C’est à cette histoire que l’apôtre saint Jude fait allusion dans son Épître[1], lorsqu’il dit que l’archange Michael disputa le corps de Moïse au diable. Comme ce fait ne se trouve que dans le livre que je viens de citer, il est évident que saint Jude l’avait lu, et qu’il le regardait comme un livre canonique.

La seconde histoire de la mort de Moïse est encore une conversation avec Dieu. Elle n’est pas moins plaisante et moins curieuse que l’autre. Voici quelques traits de ce dialogue :


Moïse. Je vous prie. Seigneur, de me laisser entrer dans la terre promise au moins pour deux ou trois ans.

Dieu. Non, mon décret porte que tu n’y entreras pas.

Moïse. Que du moins on m’y porte après ma mort.

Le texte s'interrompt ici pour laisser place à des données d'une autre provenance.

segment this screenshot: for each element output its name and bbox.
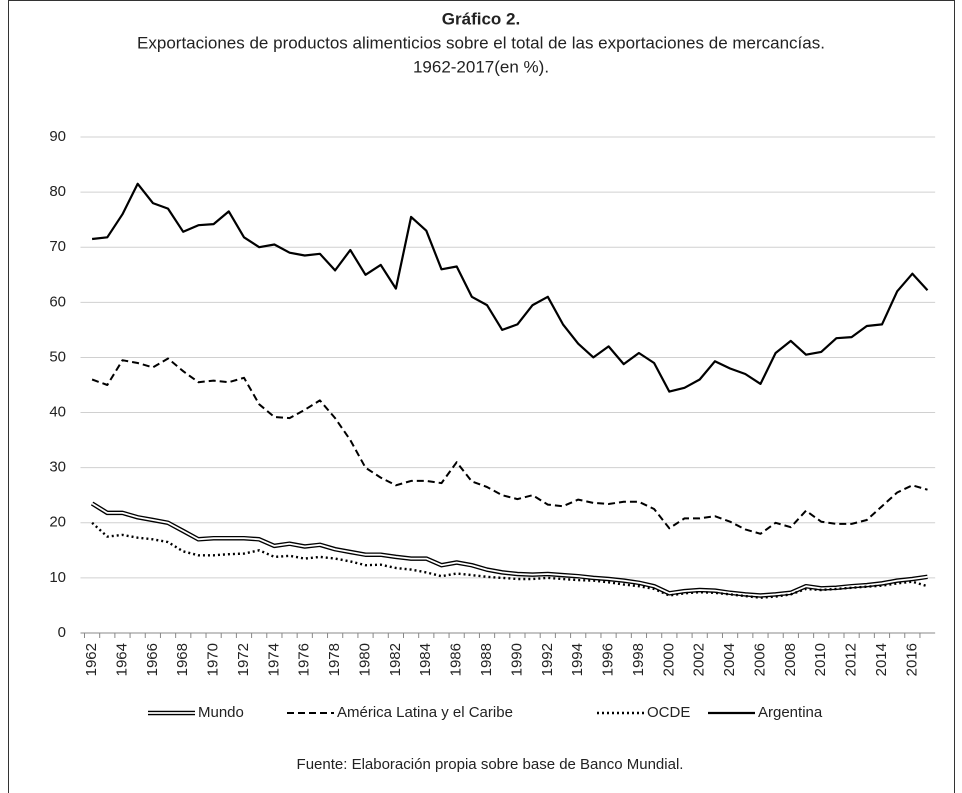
x-tick-label: 1992: [539, 643, 556, 676]
x-tick-label: 2006: [751, 643, 768, 676]
x-tick-label: 1998: [630, 643, 647, 676]
y-tick-label: 60: [49, 293, 66, 310]
x-tick-label: 2008: [782, 643, 799, 676]
x-tick-label: 2004: [721, 643, 738, 676]
source-note: Fuente: Elaboración propia sobre base de…: [297, 756, 684, 773]
x-tick-label: 1972: [235, 643, 252, 676]
x-tick-label: 1986: [448, 643, 465, 676]
frame: [8, 0, 955, 793]
legend-label: Argentina: [758, 704, 823, 721]
y-tick-label: 0: [58, 624, 66, 641]
y-tick-label: 30: [49, 459, 66, 476]
chart-subtitle: 1962-2017(en %).: [413, 57, 549, 76]
x-tick-label: 1962: [83, 643, 100, 676]
y-tick-label: 40: [49, 404, 66, 421]
x-tick-label: 1974: [265, 643, 282, 676]
chart-subtitle: Exportaciones de productos alimenticios …: [137, 33, 825, 52]
x-tick-label: 1982: [387, 643, 404, 676]
x-tick-label: 2010: [812, 643, 829, 676]
y-tick-label: 90: [49, 128, 66, 145]
x-tick-label: 1990: [508, 643, 525, 676]
chart-title: Gráfico 2.: [442, 9, 520, 28]
series-line: [91, 357, 928, 535]
legend-label: América Latina y el Caribe: [337, 704, 513, 721]
legend-label: Mundo: [198, 704, 244, 721]
y-tick-label: 80: [49, 183, 66, 200]
x-tick-label: 1968: [174, 643, 191, 676]
x-tick-label: 1964: [113, 643, 130, 676]
series-line: [91, 182, 929, 393]
x-tick-label: 1996: [600, 643, 617, 676]
y-tick-label: 20: [49, 514, 66, 531]
x-tick-label: 1970: [205, 643, 222, 676]
x-tick-label: 1994: [569, 643, 586, 676]
x-tick-label: 1984: [417, 643, 434, 676]
series-line: [91, 521, 928, 599]
y-tick-label: 10: [49, 569, 66, 586]
x-tick-label: 2002: [691, 643, 708, 676]
x-tick-label: 2016: [903, 643, 920, 676]
x-tick-label: 2012: [843, 643, 860, 676]
x-tick-label: 1988: [478, 643, 495, 676]
x-tick-label: 1966: [144, 643, 161, 676]
y-tick-label: 50: [49, 348, 66, 365]
y-tick-label: 70: [49, 238, 66, 255]
x-tick-label: 2000: [660, 643, 677, 676]
series-line: [91, 502, 928, 597]
x-tick-label: 1980: [356, 643, 373, 676]
x-tick-label: 1978: [326, 643, 343, 676]
legend-label: OCDE: [647, 704, 690, 721]
x-tick-label: 1976: [296, 643, 313, 676]
x-tick-label: 2014: [873, 643, 890, 676]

Dieu. Non, ni mort, ni vif.

Moïse. Hélas ! bon Dieu, vous êtes si clément envers vos créatures, vous leur pardonnez deux ou trois fois ; je n’ai fait qu’un péché, et vous ne me pardonnez pas !

Dieu. Tu ne sais ce que tu dis : tu as commis six péchés... Je me souviens d’avoir juré ta mort ou la perte d’Israël ; il faut qu’un de ces deux serments s’accomplisse. Si tu veux vivre, Israël périra.

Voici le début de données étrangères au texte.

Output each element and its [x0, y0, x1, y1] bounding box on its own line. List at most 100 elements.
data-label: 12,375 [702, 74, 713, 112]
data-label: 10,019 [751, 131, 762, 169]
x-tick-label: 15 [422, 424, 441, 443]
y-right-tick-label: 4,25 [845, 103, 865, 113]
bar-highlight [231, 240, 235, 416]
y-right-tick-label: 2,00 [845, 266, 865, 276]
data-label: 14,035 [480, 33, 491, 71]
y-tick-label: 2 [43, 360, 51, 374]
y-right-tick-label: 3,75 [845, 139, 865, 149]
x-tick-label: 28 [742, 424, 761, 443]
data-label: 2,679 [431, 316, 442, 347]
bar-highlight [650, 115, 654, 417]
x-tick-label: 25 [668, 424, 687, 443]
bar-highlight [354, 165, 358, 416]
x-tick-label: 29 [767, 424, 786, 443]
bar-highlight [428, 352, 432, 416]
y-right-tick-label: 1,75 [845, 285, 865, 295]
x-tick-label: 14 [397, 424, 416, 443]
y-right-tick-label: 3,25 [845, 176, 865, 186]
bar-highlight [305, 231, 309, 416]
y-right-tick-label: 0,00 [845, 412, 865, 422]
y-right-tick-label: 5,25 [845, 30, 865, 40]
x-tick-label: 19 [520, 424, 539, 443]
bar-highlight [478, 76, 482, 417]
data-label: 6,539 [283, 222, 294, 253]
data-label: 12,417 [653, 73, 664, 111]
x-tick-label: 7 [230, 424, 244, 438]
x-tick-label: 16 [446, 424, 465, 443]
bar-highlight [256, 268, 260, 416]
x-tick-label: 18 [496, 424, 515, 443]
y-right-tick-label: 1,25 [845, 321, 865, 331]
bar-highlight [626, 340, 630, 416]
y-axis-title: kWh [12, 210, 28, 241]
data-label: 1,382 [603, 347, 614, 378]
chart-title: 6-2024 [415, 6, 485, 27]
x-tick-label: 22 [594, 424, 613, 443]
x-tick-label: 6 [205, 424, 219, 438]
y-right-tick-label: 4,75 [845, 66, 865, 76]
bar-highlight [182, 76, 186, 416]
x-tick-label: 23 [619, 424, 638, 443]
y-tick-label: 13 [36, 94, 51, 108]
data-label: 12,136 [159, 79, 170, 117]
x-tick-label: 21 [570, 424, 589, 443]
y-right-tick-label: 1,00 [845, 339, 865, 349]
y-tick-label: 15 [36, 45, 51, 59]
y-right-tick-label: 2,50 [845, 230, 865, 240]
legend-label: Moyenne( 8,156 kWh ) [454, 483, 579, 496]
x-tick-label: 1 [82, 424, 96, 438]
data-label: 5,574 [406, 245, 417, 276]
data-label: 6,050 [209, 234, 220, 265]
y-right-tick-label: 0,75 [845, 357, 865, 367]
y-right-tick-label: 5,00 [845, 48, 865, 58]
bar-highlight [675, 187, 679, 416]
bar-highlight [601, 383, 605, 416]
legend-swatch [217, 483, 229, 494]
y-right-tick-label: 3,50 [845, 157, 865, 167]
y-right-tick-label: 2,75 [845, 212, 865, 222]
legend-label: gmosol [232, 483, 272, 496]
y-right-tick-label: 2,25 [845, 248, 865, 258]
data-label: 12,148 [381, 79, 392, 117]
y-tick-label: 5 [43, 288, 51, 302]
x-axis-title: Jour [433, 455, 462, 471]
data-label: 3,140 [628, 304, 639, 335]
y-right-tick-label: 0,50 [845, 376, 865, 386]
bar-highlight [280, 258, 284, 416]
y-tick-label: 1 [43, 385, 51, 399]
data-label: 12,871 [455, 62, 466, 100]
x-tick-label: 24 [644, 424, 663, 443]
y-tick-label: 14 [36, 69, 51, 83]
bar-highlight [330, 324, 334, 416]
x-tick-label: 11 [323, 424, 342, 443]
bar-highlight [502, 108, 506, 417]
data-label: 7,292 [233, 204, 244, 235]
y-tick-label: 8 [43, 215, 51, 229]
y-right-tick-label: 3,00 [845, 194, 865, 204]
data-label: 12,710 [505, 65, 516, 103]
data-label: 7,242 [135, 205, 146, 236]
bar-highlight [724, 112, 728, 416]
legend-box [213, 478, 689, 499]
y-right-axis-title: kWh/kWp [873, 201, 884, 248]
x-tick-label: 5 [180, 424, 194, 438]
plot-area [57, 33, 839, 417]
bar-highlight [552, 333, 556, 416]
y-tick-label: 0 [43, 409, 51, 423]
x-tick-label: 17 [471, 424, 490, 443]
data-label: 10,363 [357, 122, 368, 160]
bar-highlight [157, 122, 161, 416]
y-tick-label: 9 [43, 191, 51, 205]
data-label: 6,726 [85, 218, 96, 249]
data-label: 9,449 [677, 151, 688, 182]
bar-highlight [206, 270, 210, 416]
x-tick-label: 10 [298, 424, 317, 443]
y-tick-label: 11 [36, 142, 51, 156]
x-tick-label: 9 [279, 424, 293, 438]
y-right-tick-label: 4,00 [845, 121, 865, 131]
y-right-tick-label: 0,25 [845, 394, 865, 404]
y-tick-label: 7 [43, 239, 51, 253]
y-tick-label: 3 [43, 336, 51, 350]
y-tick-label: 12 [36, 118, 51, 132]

Moïse. Seigneur, il y a là trop d’adresse ; vous tenez la corde par les deux bouts. Que Moïse périsse plutôt qu’une seule âme d’Israël.

Après plusieurs discours de la sorte, l’écho de la montagne dit à Moïse : « Tu n’as plus que cinq heures à vivre. » Au bout des cinq heures. Dieu envoya chercher Gabriel, Zinghiel, et Samael. Dieu promit à Moïse de l’enterrer, et emporta son âme.

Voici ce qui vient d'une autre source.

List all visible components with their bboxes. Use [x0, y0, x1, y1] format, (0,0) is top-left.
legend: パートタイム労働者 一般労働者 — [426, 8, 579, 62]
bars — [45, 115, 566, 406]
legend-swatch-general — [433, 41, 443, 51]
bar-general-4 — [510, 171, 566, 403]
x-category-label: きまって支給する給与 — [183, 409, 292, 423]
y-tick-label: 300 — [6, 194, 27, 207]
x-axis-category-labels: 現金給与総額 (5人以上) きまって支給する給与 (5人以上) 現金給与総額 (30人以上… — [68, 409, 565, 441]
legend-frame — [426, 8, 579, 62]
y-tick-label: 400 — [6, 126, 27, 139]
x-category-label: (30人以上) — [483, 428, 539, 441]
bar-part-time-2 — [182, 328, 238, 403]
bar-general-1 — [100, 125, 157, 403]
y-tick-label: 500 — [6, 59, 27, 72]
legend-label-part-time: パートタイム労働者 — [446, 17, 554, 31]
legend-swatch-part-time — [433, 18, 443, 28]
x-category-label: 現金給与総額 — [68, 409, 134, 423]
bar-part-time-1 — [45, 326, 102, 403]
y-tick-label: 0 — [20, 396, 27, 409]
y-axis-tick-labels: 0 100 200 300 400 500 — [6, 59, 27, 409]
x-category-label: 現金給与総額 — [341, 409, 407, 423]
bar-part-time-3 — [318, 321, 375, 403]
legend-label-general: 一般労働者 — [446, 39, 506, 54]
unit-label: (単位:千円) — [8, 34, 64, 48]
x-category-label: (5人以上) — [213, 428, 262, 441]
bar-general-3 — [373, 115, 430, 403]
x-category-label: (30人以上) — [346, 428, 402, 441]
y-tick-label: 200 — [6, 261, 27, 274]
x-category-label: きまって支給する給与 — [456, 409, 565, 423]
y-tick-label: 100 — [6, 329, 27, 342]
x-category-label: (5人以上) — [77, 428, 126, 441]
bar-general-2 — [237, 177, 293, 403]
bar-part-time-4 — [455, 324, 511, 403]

Tous ces contes ne sont pas plus extraordinaires que l’histoire de Moïse ne l’est dans le Pentateuque. C’est au lecteur d’en juger.


CHAPITRE XXVI.
Si l’histoire de Bacchus est tirée de celle de Moïse.


Nous avons déjà remarqué[2] une prodigieuse ressemblance entre ce que l’antiquité nous dit de Moïse et ce qu’elle dit de Bacchus : ils ont habité la même contrée ; ils ont fait les mêmes

  1. Verset 9.
  2. Tome XI, page 79 ; XXVI, 201 ; et ci-dessus, chap. xi, page 152.